Thursday, January 29, 2015

Escape (suomeksi ks. Pako)

My grandmother lived with our family and used to do shopping in the local village store. The store was close, less than half a mile from our house. Just down the street, across a bigger road and through a little park.

One summer, my granda was coming home from the store. I do not think she had bought anything, but as she was crossing the road, a car approached so fast that its tires made a loud screetch when the driver saw my grandma and hit the brakes.

Granny was startled and fell on her behind, although the car did not actually hit her. The driver, alarmed, hurried out to help her up. Even though granny said she is ok, he wanted to call an ambulance just in case.

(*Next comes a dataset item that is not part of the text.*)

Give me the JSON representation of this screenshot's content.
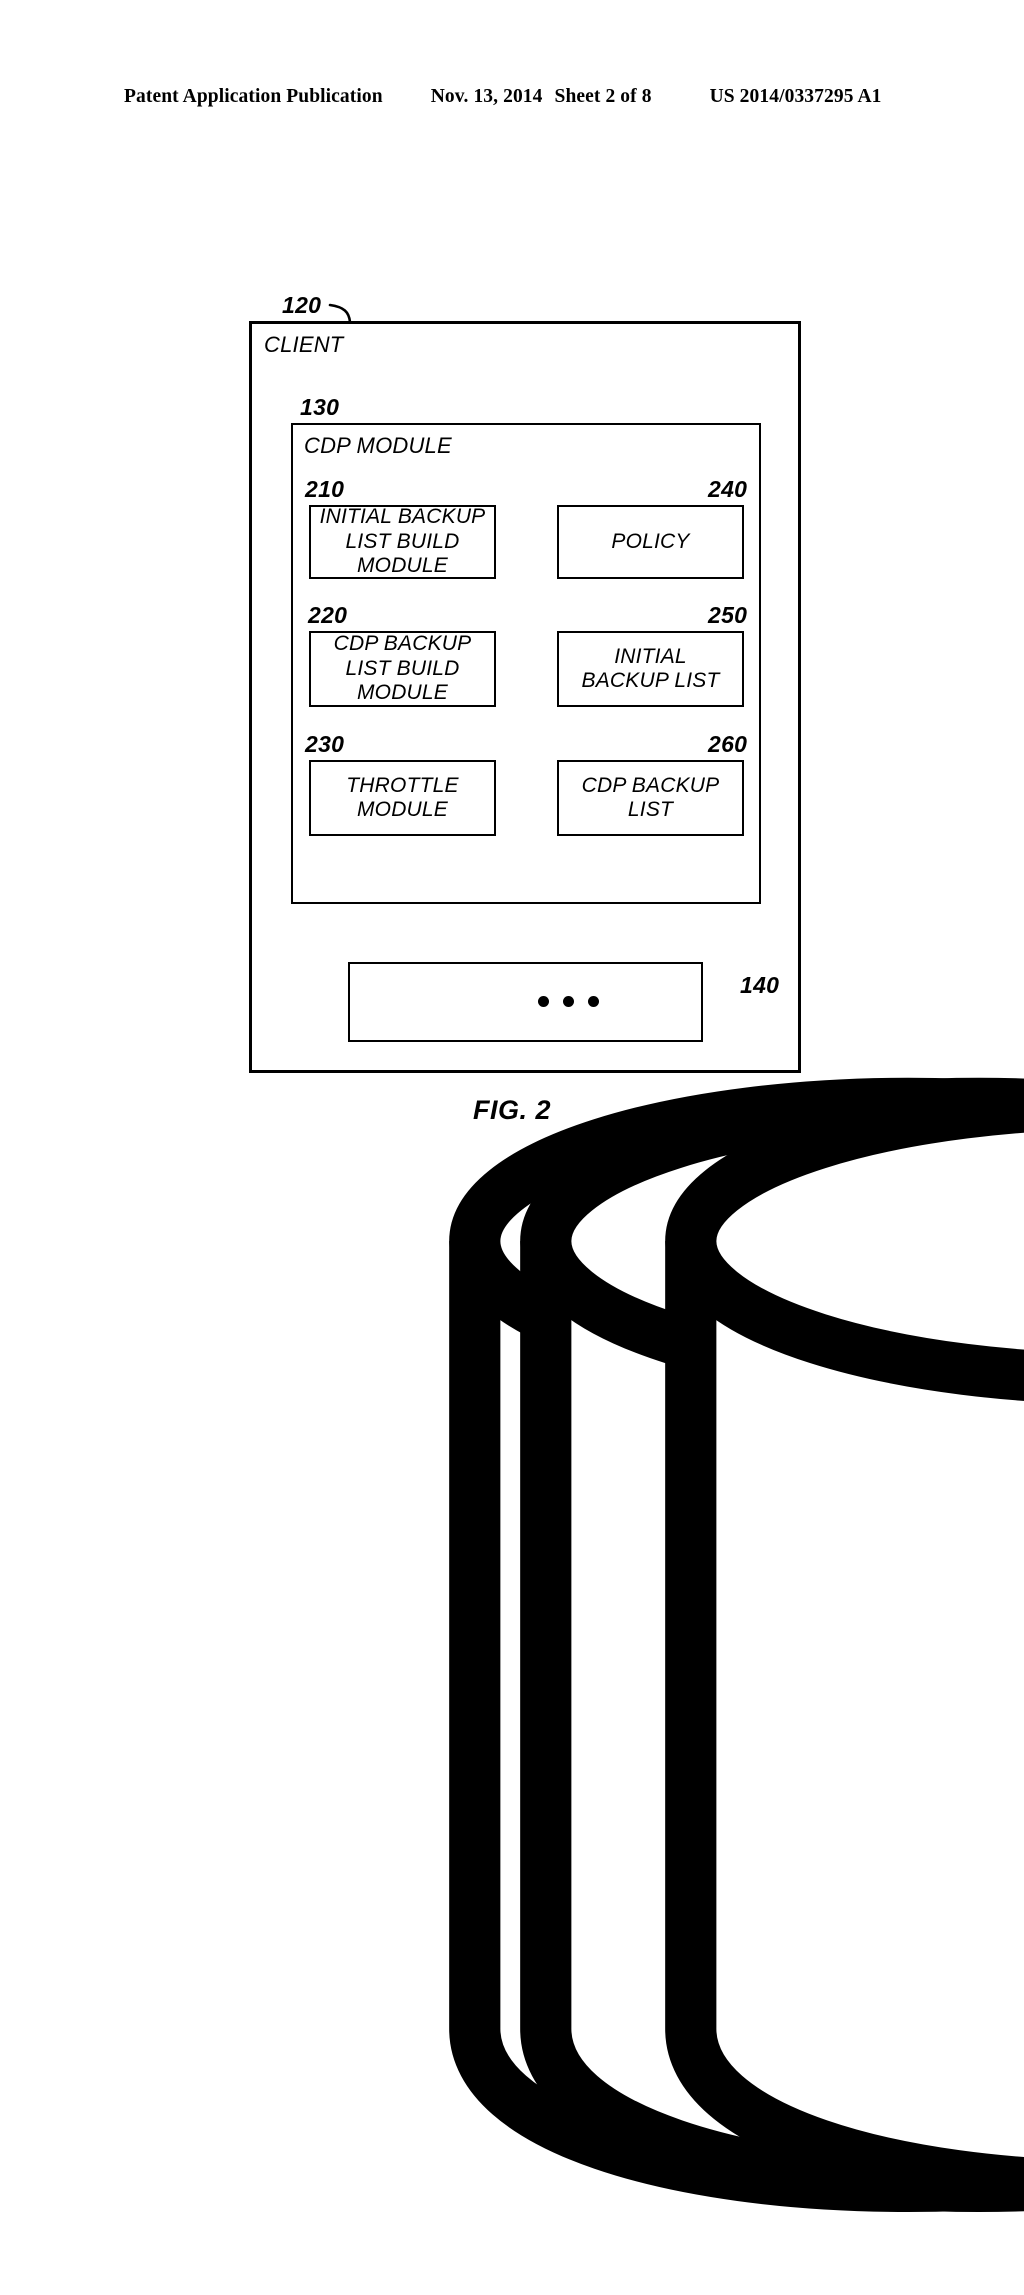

All this happened before the mobile phones were invented, so calling had to be done in a telephone booth. Luckily, there was one right by the roadside. The man asked granny to wait and went to make the call.

When he stepped out, granny was gone. Frustrated, the man had to wait for the ambulance and when it arrived, he had to ask at the store if they knew who the elderly lady was and where she lived. They reconized granny by his description and gave our address.

My mom was surprised when she opened the door to the driver and the paramedic. They explained the situation and wanted to know where granny was. My mom had no idea. She had not come back. Nobody knew where she could be.

Finally, the driver left his contact information and he and the ambulance left.

A couple of hours later granny comes home as if nothing had happened. Mom then tells her that there was an ambulance looking for her. Granny is indignant and says there was no need for any ambulance.

When she was asked where she had been all this time, she said she had gone to see a neighbor who lives near by on the same street as we.

"But how come the ambulance did not see you going to the neighbor's house?" my mom inquired.

"It occurred to me to walk across the backyards of other neighbors", granny replied, smiling victoriously.

1 comment:

  1. I see a similar type of mischief in Jaana in this story. She also goes out of her way to not inconvenience anyone and would be almost the last person to report that she is sick or hurt. Unless she hits her thumb with a hammer as she did in the basement at our house in Aijala, near Salo. Then, I was able to hear my name being yelled quite clearly through two floors of the house and a layer of concrete about 50 centimeters thick.